Een van de belangrijkste faciliteiten die de vennootschapsbelasting biedt aan vennootschappen bij een holdingstructuur is de deelnemingsvrijstelling. De deelnemingsvrijstelling is geregeld in art. 13 e.v. Wet VPB 1969 en houdt in dat alle voordelen (dividend, vervreemdingsvoordelen, herwaarderingen) die een BV of LTD ontvangt uit een deelneming in een andere aandelenvennootschap - in Nederland of in het buitenland - vrijgesteld zijn van vennootschapsbelasting. De winst wordt belast bij de dochtervennootschap, en niet nogmaals bij de moedervennootschap.
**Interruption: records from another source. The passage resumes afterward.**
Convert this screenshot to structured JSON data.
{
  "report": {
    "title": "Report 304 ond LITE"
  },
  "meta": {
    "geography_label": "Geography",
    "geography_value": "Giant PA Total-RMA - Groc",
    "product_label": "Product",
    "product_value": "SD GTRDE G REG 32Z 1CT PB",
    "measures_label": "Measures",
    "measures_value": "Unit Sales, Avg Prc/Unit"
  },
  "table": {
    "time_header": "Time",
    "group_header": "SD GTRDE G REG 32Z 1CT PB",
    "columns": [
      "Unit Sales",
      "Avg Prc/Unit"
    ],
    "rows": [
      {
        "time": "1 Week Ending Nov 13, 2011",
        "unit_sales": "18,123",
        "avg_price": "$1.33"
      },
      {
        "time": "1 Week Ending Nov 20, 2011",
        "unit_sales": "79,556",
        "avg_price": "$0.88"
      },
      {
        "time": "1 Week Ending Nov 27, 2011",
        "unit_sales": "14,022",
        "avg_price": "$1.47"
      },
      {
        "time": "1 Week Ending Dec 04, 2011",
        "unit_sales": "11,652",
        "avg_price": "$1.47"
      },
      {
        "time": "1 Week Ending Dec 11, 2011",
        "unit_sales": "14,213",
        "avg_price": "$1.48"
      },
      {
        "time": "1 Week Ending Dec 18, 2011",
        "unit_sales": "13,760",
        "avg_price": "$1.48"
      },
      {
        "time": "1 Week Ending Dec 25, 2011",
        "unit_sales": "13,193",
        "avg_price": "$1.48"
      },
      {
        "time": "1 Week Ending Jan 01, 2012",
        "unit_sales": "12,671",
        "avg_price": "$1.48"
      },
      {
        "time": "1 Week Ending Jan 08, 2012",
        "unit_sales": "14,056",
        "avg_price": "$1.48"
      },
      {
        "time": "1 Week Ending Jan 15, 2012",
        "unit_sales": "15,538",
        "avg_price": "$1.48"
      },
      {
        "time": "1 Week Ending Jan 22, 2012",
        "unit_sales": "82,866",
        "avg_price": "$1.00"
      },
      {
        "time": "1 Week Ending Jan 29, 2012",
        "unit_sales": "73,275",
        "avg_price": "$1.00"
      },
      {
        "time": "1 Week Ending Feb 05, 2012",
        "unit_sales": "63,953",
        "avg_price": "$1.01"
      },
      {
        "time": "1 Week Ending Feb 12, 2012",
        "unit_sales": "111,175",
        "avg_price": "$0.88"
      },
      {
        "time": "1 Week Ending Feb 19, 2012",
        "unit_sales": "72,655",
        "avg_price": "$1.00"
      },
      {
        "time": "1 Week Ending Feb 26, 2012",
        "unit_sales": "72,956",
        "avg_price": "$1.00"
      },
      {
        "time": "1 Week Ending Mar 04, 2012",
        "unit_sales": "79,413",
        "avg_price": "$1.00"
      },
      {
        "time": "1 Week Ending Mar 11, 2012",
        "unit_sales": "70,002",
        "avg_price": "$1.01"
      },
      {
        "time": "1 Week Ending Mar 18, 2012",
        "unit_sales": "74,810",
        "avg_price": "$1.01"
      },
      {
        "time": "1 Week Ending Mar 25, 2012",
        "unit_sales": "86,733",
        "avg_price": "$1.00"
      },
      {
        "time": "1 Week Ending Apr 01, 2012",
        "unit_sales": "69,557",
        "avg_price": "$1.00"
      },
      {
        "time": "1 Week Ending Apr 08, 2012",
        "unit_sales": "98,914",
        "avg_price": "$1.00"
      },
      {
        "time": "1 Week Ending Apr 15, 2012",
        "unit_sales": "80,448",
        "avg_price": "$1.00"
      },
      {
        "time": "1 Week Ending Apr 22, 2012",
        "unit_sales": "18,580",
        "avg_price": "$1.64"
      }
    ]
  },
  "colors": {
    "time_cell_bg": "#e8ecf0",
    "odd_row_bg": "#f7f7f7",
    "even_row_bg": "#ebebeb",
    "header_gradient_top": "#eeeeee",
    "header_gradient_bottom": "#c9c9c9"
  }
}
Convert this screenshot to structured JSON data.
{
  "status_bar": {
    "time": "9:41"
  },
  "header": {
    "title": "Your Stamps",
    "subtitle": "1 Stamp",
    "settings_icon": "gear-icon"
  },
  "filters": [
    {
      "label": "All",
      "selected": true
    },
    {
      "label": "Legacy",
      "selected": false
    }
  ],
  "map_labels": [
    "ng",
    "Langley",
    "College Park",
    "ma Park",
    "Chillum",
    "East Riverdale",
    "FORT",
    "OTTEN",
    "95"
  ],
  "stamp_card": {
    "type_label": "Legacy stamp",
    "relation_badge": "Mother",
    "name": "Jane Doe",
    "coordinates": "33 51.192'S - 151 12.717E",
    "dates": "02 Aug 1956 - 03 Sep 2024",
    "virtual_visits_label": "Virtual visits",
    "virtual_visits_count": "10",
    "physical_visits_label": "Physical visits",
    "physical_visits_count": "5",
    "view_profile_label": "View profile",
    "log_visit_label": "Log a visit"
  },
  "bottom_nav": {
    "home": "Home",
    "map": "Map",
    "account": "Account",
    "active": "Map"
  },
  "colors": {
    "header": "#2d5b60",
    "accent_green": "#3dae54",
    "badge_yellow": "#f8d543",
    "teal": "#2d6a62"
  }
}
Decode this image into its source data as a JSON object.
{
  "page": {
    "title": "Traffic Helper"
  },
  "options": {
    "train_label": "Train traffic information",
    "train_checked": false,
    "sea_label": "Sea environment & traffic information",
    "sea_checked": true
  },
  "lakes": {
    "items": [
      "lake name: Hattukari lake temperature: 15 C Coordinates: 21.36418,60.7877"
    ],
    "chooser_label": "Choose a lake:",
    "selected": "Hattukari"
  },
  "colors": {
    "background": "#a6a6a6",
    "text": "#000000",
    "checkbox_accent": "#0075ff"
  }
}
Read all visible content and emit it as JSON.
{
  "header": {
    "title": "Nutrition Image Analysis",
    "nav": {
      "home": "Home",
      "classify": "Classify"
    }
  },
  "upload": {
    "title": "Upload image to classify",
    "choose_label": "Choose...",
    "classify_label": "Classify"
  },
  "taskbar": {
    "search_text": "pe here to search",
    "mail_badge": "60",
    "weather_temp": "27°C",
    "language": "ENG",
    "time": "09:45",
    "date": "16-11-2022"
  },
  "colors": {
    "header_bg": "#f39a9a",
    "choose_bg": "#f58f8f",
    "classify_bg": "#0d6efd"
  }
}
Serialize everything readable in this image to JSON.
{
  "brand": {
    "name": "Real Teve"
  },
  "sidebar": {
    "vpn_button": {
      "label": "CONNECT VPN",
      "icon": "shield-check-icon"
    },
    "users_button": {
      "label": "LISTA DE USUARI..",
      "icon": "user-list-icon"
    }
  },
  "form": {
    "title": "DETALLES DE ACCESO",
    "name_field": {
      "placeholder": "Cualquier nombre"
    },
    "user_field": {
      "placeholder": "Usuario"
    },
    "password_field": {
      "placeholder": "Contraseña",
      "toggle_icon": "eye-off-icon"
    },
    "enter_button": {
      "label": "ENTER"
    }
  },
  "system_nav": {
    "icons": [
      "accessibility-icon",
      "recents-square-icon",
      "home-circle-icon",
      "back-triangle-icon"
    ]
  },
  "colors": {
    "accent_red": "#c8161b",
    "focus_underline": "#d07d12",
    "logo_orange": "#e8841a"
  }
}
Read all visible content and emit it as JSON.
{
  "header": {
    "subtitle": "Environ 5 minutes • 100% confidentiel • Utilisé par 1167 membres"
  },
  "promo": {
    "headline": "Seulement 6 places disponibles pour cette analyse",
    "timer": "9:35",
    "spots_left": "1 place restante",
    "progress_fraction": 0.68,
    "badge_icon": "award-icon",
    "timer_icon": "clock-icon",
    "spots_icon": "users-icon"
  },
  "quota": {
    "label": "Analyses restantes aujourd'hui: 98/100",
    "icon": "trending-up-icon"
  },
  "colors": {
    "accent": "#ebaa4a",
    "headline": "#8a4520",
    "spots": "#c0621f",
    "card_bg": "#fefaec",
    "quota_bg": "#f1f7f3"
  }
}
De wetgever wil met de deelnemingsvrijstelling voorkomen dat economische dubbele belasting plaatsvindt. De regeling geldt zowel voor binnenlands belastingplichtigen als voor buitenlands belastingplichtigen met Nederlands inkomen, bijvoorbeeld een Duitse GmbH met een vaste inrichting in Nederland. Van een deelneming is reeds sprake bij aandeelhouderschap van minimaal 5% van het nominaal gestorte kapitaal van de dochtermaatschappij, die een vennootschap dient te zijn met een in aandelen verdeeld kapitaal. Bij een bezit dat minder is dan 5% kan de meetrekregeling van toepassing zijn, bijvoorbeeld indien een met de aandeelhouder (met een belang dat kleiner is dan 5%) verbonden lichaam een deelneming heeft in de dochter. De regeling geldt niet indien sprake is van een zogenaamde laagbelaste beleggingsdeelneming. Ook een belang in een commanditaire vennootschap kan fiscaal als deelneming voor de deelnemingsvrijstelling kwalificeren. Er behoeft geen verzoek om toepassing van de deelnemingsvrijstelling te worden gedaan.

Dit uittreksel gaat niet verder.